Maybe you could be more specific as to what conditions or problem you have.

marco3995
01-02-2007, 02:11 PM
Well its not so much a problem I have, but I am freshly out of college taking havc and related subjects. I work for a controls company now and they asked me to install a HRV for the office. I have my HRAI RASDT (residential air systems design tech) I am sizing the ducts and am just trying to make sense to my method, I need to know why I am getting these numbers.
Keep in mind they guys I work for only know controls, they wouldn`t know the first thing about installing a HRV.

I ask all of this becasue I have a chart from my fans that looks like this, for example:

Static 0.0 0.1 0.125 .250 .375
CFM 98 94 93 84 52

So why is the static pressure decrease with increase velocity?

dash
01-02-2007, 03:21 PM
Well its not so much a problem I have, but I am freshly out of college taking havc and related subjects. I work for a controls company now and they asked me to install a HRV for the office. I have my HRAI RASDT (residential air systems design tech) I am sizing the ducts and am just trying to make sense to my method, I need to know why I am getting these numbers.
Keep in mind they guys I work for only know controls, they wouldn`t know the first thing about installing a HRV.

I ask all of this becasue I have a chart from my fans that looks like this, for example:

Static 0.0 0.1 0.125 .250 .375
CFM 98 94 93 84 52

So why is the static pressure decrease with increase velocity?

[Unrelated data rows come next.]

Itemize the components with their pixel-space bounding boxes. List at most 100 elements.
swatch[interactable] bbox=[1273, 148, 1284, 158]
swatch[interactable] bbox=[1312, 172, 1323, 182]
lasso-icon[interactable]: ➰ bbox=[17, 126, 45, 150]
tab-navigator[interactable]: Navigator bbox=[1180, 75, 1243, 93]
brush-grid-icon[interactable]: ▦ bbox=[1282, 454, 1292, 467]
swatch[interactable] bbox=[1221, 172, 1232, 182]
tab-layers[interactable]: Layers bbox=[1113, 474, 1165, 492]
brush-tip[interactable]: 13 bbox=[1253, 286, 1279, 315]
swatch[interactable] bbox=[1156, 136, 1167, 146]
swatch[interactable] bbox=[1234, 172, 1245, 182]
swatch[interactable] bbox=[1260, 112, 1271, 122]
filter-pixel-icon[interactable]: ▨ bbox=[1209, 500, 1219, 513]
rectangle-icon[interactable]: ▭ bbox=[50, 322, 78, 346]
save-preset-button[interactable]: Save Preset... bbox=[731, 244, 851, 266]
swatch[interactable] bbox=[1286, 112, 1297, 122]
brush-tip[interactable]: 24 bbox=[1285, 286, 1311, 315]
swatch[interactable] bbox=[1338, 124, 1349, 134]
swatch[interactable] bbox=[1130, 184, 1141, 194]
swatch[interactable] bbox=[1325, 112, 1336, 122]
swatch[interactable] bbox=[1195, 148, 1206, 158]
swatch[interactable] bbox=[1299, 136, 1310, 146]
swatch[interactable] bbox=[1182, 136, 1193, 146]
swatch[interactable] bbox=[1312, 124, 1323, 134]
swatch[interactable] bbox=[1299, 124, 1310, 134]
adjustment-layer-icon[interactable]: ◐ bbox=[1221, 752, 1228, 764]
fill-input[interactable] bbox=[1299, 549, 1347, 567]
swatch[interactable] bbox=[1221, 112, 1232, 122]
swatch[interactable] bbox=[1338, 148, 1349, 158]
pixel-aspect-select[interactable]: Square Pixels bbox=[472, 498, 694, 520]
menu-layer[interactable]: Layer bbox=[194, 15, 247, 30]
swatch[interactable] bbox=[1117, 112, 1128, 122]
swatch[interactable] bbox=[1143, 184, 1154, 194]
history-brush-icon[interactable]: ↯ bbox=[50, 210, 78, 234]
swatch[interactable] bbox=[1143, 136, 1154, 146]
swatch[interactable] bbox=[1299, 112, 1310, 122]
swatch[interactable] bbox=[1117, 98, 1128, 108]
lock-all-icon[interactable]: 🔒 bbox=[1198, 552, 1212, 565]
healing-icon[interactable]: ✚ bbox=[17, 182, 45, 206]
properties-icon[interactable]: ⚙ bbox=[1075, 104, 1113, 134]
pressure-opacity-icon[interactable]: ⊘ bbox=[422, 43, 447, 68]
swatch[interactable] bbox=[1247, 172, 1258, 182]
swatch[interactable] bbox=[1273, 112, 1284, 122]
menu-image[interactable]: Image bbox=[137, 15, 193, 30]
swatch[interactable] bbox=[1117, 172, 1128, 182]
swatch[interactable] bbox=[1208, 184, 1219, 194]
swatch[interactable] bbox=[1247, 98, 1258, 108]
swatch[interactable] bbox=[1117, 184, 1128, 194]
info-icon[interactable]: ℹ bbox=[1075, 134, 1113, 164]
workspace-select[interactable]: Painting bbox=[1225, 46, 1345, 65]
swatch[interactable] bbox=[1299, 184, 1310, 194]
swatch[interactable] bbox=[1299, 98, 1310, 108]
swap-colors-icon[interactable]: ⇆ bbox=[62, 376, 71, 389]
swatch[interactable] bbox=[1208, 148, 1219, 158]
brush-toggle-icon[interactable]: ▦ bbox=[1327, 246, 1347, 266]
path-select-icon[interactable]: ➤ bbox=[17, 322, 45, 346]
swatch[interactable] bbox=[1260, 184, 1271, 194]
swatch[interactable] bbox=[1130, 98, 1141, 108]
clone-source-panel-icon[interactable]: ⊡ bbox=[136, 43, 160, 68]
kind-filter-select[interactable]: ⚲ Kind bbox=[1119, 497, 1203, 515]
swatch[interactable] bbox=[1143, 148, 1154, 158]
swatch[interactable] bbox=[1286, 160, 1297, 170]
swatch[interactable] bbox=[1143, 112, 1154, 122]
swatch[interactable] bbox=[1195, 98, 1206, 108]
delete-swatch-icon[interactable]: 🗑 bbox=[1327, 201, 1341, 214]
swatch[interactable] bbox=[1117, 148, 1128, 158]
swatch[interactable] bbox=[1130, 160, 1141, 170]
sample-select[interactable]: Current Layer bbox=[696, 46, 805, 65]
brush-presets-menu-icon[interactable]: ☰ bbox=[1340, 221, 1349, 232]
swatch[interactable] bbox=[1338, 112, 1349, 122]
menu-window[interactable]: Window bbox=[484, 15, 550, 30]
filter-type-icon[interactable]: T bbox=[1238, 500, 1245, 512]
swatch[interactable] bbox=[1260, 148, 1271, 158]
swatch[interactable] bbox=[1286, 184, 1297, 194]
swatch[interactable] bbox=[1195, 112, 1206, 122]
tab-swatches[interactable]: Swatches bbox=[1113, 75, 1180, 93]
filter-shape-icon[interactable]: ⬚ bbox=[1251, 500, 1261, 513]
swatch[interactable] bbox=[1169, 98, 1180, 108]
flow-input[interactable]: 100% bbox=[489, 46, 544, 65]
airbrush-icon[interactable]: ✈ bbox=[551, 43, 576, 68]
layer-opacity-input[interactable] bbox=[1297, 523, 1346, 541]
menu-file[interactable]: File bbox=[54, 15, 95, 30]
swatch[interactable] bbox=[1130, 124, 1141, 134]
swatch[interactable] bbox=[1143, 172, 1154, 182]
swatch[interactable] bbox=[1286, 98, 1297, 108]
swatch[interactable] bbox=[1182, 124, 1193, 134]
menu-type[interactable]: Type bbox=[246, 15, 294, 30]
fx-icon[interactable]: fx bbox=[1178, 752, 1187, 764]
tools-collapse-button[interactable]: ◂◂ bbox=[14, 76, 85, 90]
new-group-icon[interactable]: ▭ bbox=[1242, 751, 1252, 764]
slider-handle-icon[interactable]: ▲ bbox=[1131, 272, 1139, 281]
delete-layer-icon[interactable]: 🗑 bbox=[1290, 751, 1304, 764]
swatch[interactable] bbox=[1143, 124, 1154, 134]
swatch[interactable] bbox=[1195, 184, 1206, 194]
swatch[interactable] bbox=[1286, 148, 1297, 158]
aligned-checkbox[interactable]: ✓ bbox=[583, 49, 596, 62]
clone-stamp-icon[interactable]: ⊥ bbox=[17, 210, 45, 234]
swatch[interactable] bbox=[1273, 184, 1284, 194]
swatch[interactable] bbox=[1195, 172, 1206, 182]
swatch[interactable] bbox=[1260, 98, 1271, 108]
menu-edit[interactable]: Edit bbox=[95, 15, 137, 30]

The chart above shows that as the static increases the cfm decreases ,velocity will also decrease ,as you will move less cfms thru the ducts and the HRV.

We Manual D to size the ducts for ERV/HRV's.

marco3995
01-02-2007, 03:29 PM
Right! Gottcha

propmanage
01-03-2007, 08:03 AM
Marco,
Keep us in the loop while you do this project it will exercise our minds and help you out. Remember underestimating the resistance will result in failure of the blower to deliver the required volume of air.

Proper duct size and shape will prevent wasted power, reduce noise, and deliver proper ventilation at given velocity

dajw02
01-03-2007, 10:48 AM
Very well put Dash , I was gonna answer the same way you did - then noticed you beat me to it.

David W.

propmanage
01-03-2007, 12:01 PM
:confused:
I would like to hear others opinions on these energy saving devices?
I would thing it would work for commercial buildings that need to exhaust a large amount of air due to pollutions but does residential receive a cost savings

dash
01-03-2007, 01:34 PM
Very well put Dash , I was gonna answer the same way you did - then noticed you beat me to it.

David W.

Thanks,welcome to the forum!

I see by your website that you are close by,how is the sale of design services going?

dajw02
01-04-2007, 09:01 PM
Thanks,welcome to the forum!

I see by your website that you are close by,how is the sale of design services going?

its starting slow but is picking up quite a bit. I expect by Summer time to have a considerable pick up.

David W.

dash
01-05-2007, 10:57 AM
its starting slow but is picking up quite a bit. I expect by Summer time to have a considerable pick up.

David W.

Are you aware of the FPL program that pays a contractor \$75.00 to do a Man. J ,when the replacement unit qualifies for their rebate??

Could be a big boost to your business if you have or can get customers in that area.

Joining ACCA could help ,the National Meeting will be in Orlando this year.The Florida Chapter has worked hard to get Florida Contractors there.You could get a booth there.